24 August 2014

On August 20, 2014 Both Tom Cruise and I Arrived in... (Vienna - 5211 km)

(Vienna, 20.08.2014 - 22.08.2014) Tom Cruise and I came in town on the same day of Wednesday, August 20, 2014. Tom Cruise was spotted shooting scenes for Mission Impossible 5 in the Austrian capital of Vienna on Thursday, and he appeared to be in full action man mode when he hit the Opera House. 



My mission was by far easier to accomplish and that's perhaps the reason, why my visit wasn't mediatized in an equal measure, not to say not at all. While Tom Cruise drew huge crowds of fans as he scaled the roof of the Vienna opera house in Austria on Thursday to practise stunts for Mission Impossible 5, I just climbed to the first floor of the Generali Building on Mariahilfer Street 1b in order to "meet" Frederick John Kiesler, born as Friedrich Kiesler on September 22, 1890 in Czernowitz. Between 1908-1909 Kiesler studies in Vienna at the Technical University and at the Academy of Fine Arts.



The exhibition "Unknown & Unbuilt? - Kiesler's Architectural Projects from the 1950s" organized by the Austrian Frederick and Lilian Kiesler Private Foundation "focusses on so far nearly unknown architectural projects by Frederick Kiesler from the 1950s and presents an unexpected struggle of the artist-architect for a fusion of utopia and pragmatism."

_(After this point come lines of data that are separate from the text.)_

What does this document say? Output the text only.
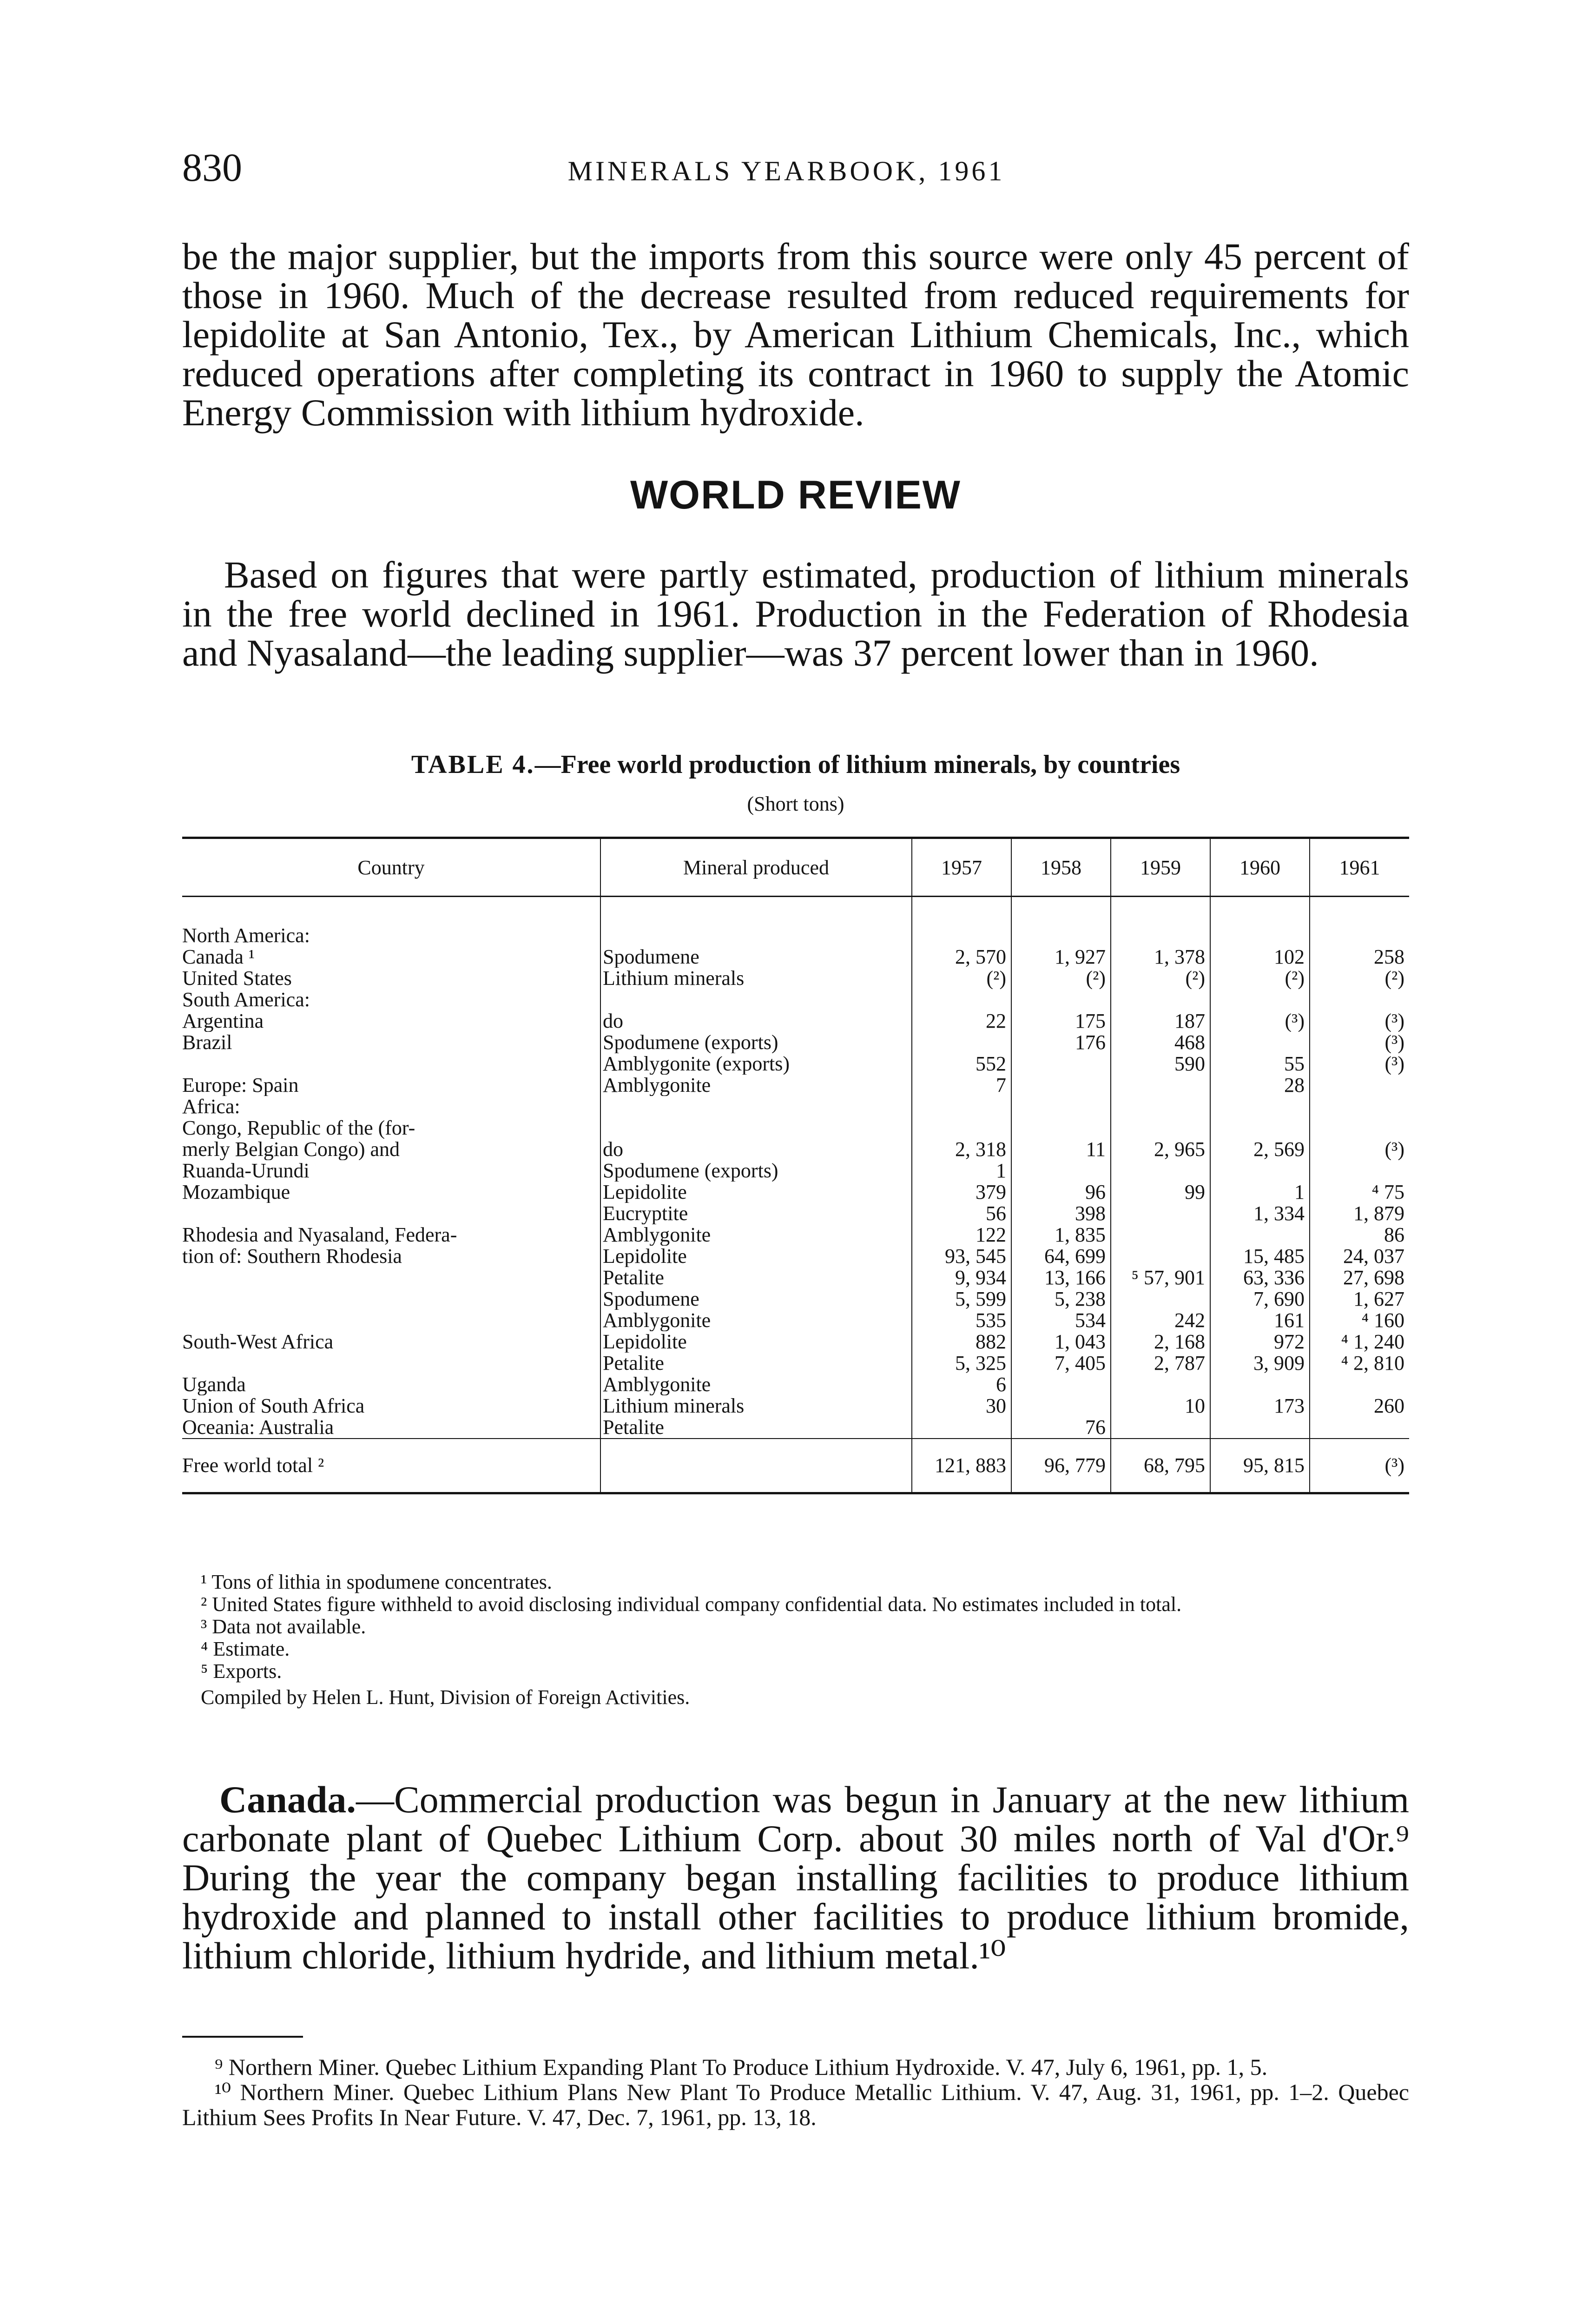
830	MINERALS YEARBOOK, 1961

be the major supplier, but the imports from this source were only 45 percent of those in 1960. Much of the decrease resulted from reduced requirements for lepidolite at San Antonio, Tex., by American Lithium Chemicals, Inc., which reduced operations after completing its contract in 1960 to supply the Atomic Energy Commission with lithium hydroxide.

WORLD REVIEW

Based on figures that were partly estimated, production of lithium minerals in the free world declined in 1961. Production in the Federation of Rhodesia and Nyasaland—the leading supplier—was 37 percent lower than in 1960.

TABLE 4.—Free world production of lithium minerals, by countries
(Short tons)
Country	Mineral produced	1957	1958	1959	1960	1961

North America:						
Canada ¹	Spodumene	2, 570	1, 927	1, 378	102	258
United States	Lithium minerals	(²)	(²)	(²)	(²)	(²)
South America:						
Argentina	do	22	175	187	(³)	(³)
Brazil	Spodumene (exports)		176	468		(³)
	Amblygonite (exports)	552		590	55	(³)
Europe: Spain	Amblygonite	7			28	
Africa:						
Congo, Republic of the (for-						
merly Belgian Congo) and	do	2, 318	11	2, 965	2, 569	(³)
Ruanda-Urundi	Spodumene (exports)	1				
Mozambique	Lepidolite	379	96	99	1	⁴ 75
	Eucryptite	56	398		1, 334	1, 879
Rhodesia and Nyasaland, Federa-	Amblygonite	122	1, 835			86
tion of: Southern Rhodesia	Lepidolite	93, 545	64, 699		15, 485	24, 037
	Petalite	9, 934	13, 166	⁵ 57, 901	63, 336	27, 698
	Spodumene	5, 599	5, 238		7, 690	1, 627
	Amblygonite	535	534	242	161	⁴ 160
South-West Africa	Lepidolite	882	1, 043	2, 168	972	⁴ 1, 240
	Petalite	5, 325	7, 405	2, 787	3, 909	⁴ 2, 810
Uganda	Amblygonite	6				
Union of South Africa	Lithium minerals	30		10	173	260
Oceania: Australia	Petalite		76			
Free world total ²		121, 883	96, 779	68, 795	95, 815	(³)

¹ Tons of lithia in spodumene concentrates.

² United States figure withheld to avoid disclosing individual company confidential data. No estimates included in total.

³ Data not available.

⁴ Estimate.

⁵ Exports.

Compiled by Helen L. Hunt, Division of Foreign Activities.

Canada.—Commercial production was begun in January at the new lithium carbonate plant of Quebec Lithium Corp. about 30 miles north of Val d'Or.⁹ During the year the company began installing facilities to produce lithium hydroxide and planned to install other facilities to produce lithium bromide, lithium chloride, lithium hydride, and lithium metal.¹⁰

⁹ Northern Miner. Quebec Lithium Expanding Plant To Produce Lithium Hydroxide. V. 47, July 6, 1961, pp. 1, 5.

¹⁰ Northern Miner. Quebec Lithium Plans New Plant To Produce Metallic Lithium. V. 47, Aug. 31, 1961, pp. 1–2. Quebec Lithium Sees Profits In Near Future. V. 47, Dec. 7, 1961, pp. 13, 18.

Wikipedia: "Kiesler was often shunned by his peers, although he was chosen in 1952 as one of 'the 15 leading artists at mid-century' by The Museum of Modern Art and in 1957 became a fellow of the Graham Foundation in Chicago. Israeli architects disapproved of his and Bartos's serving as the architects for the Shrine of the Book (1957–65) because they were not Israelis, even though they were Jews. Further objections to Kiesler were that he had not completed his architecture studies and had built no structures, despite having been a licensed architect in New York State since 1930. One of his colleagues at Columbia University joked: 'If Kiesler wants to hold two pieces of wood together, he pretends he's never heard of nails or screws. He tests the tensile strengths of various metal alloys, experiments with different methods and shapes, and after six months comes up with a very expensive device that holds two pieces of wood together almost as well as a screw' (Architectural Forum, vol. 86, no. 2, 1947, p. 140). The Austrian Frederick and Lillian Kiesler Private Foundation was established in 1997 in Vienna and biennially grants the Kiesler Prize for Architecture and the Arts."